Four small nuclear RNAs (snRNAs) have been isolated from Drosophila melanogaster flies. They have been characterized by base analysis, fingerprinting, and injection into Axolotl oocytes. The size of the molecules and the modified base composition suggest that the following correlations can be made: snRNA1 approximately U2-snRNA; snRNA2 approximately U3-snRNA; snRNA3 approximately U4-snRNA; snRNA4 approximately U6-snRNA. The snRNAs injected into Axolotl oocytes move into the nuclei, where they are protected from degradation.
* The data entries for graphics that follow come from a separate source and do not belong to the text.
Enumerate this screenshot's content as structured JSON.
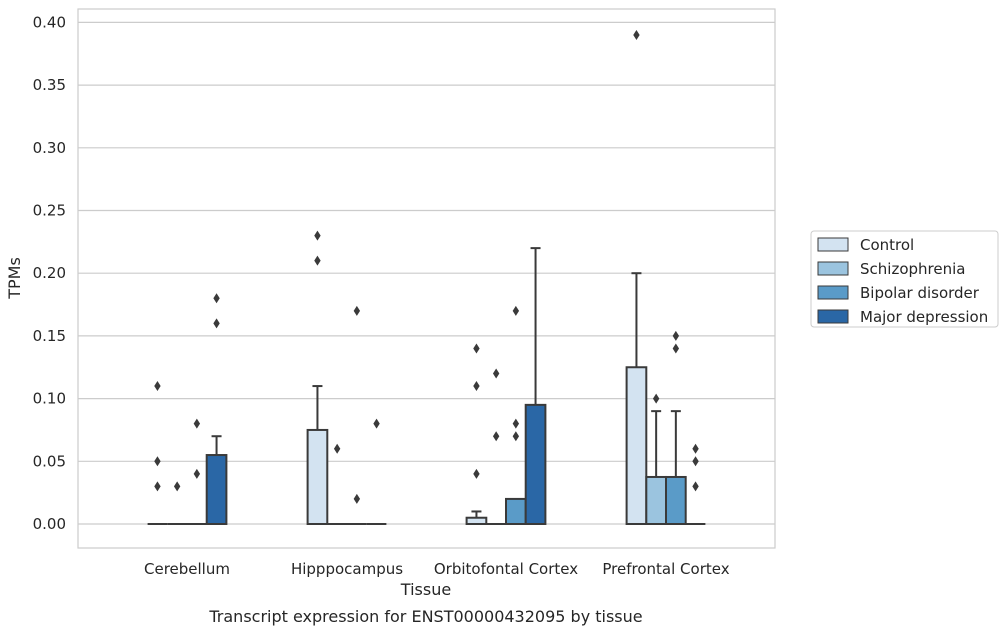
{
  "chart_data": {
    "type": "box",
    "title": "",
    "caption": "Transcript expression for ENST00000432095 by tissue",
    "xlabel": "Tissue",
    "ylabel": "TPMs",
    "ylim": [
      -0.019,
      0.41
    ],
    "yticks": [
      0.0,
      0.05,
      0.1,
      0.15,
      0.2,
      0.25,
      0.3,
      0.35,
      0.4
    ],
    "ytick_labels": [
      "0.00",
      "0.05",
      "0.10",
      "0.15",
      "0.20",
      "0.25",
      "0.30",
      "0.35",
      "0.40"
    ],
    "grid": "horizontal",
    "legend_position": "right",
    "categories": [
      "Cerebellum",
      "Hipppocampus",
      "Orbitofontal Cortex",
      "Prefrontal Cortex"
    ],
    "colors": {
      "Control": "#d3e3f1",
      "Schizophrenia": "#9bc4df",
      "Bipolar disorder": "#5a9bc8",
      "Major depression": "#2a67a6",
      "outline": "#3a3a3a",
      "grid": "#cccccc"
    },
    "series": [
      {
        "name": "Control",
        "boxes": [
          {
            "q1": 0,
            "median": 0,
            "q3": 0,
            "whisker_low": 0,
            "whisker_high": 0,
            "outliers": [
              0.03,
              0.05,
              0.11
            ]
          },
          {
            "q1": 0,
            "median": 0,
            "q3": 0.075,
            "whisker_low": 0,
            "whisker_high": 0.11,
            "outliers": [
              0.21,
              0.23
            ]
          },
          {
            "q1": 0,
            "median": 0,
            "q3": 0.005,
            "whisker_low": 0,
            "whisker_high": 0.01,
            "outliers": [
              0.04,
              0.11,
              0.14
            ]
          },
          {
            "q1": 0,
            "median": 0,
            "q3": 0.125,
            "whisker_low": 0,
            "whisker_high": 0.2,
            "outliers": [
              0.39
            ]
          }
        ]
      },
      {
        "name": "Schizophrenia",
        "boxes": [
          {
            "q1": 0,
            "median": 0,
            "q3": 0,
            "whisker_low": 0,
            "whisker_high": 0,
            "outliers": [
              0.03
            ]
          },
          {
            "q1": 0,
            "median": 0,
            "q3": 0,
            "whisker_low": 0,
            "whisker_high": 0,
            "outliers": [
              0.06
            ]
          },
          {
            "q1": 0,
            "median": 0,
            "q3": 0,
            "whisker_low": 0,
            "whisker_high": 0,
            "outliers": [
              0.07,
              0.12
            ]
          },
          {
            "q1": 0,
            "median": 0,
            "q3": 0.0375,
            "whisker_low": 0,
            "whisker_high": 0.09,
            "outliers": [
              0.1
            ]
          }
        ]
      },
      {
        "name": "Bipolar disorder",
        "boxes": [
          {
            "q1": 0,
            "median": 0,
            "q3": 0,
            "whisker_low": 0,
            "whisker_high": 0,
            "outliers": [
              0.04,
              0.08
            ]
          },
          {
            "q1": 0,
            "median": 0,
            "q3": 0,
            "whisker_low": 0,
            "whisker_high": 0,
            "outliers": [
              0.02,
              0.17
            ]
          },
          {
            "q1": 0,
            "median": 0,
            "q3": 0.02,
            "whisker_low": 0,
            "whisker_high": 0.02,
            "outliers": [
              0.07,
              0.08,
              0.17
            ]
          },
          {
            "q1": 0,
            "median": 0,
            "q3": 0.0375,
            "whisker_low": 0,
            "whisker_high": 0.09,
            "outliers": [
              0.14,
              0.15
            ]
          }
        ]
      },
      {
        "name": "Major depression",
        "boxes": [
          {
            "q1": 0,
            "median": 0,
            "q3": 0.055,
            "whisker_low": 0,
            "whisker_high": 0.07,
            "outliers": [
              0.16,
              0.18
            ]
          },
          {
            "q1": 0,
            "median": 0,
            "q3": 0,
            "whisker_low": 0,
            "whisker_high": 0,
            "outliers": [
              0.08
            ]
          },
          {
            "q1": 0,
            "median": 0,
            "q3": 0.095,
            "whisker_low": 0,
            "whisker_high": 0.22,
            "outliers": []
          },
          {
            "q1": 0,
            "median": 0,
            "q3": 0,
            "whisker_low": 0,
            "whisker_high": 0,
            "outliers": [
              0.03,
              0.05,
              0.06
            ]
          }
        ]
      }
    ]
  }
}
The genes coding for these snRNAs have been localized by "in situ" hybridization of 125-I-snRNAs to salivary gland chromosomes. Most of the snRNAs hybridize to different regions of the genome: snRNA1 to the cytological regions 39B and 40AB; snRNA2 to 22A, 82E, and 95C; snRNA3 to 14B, 23D, 34A, 35EF, 39B, and 63A; snRNA4 to 96A. The estimated gene numbers (Southern-blot analysis) are: snRNA1:3; snRNA2:7; snRNA3:7; snRNA4:1-3. The gene numbers correspond to the number of sites labeled on the polytene salivary gland chromosomes.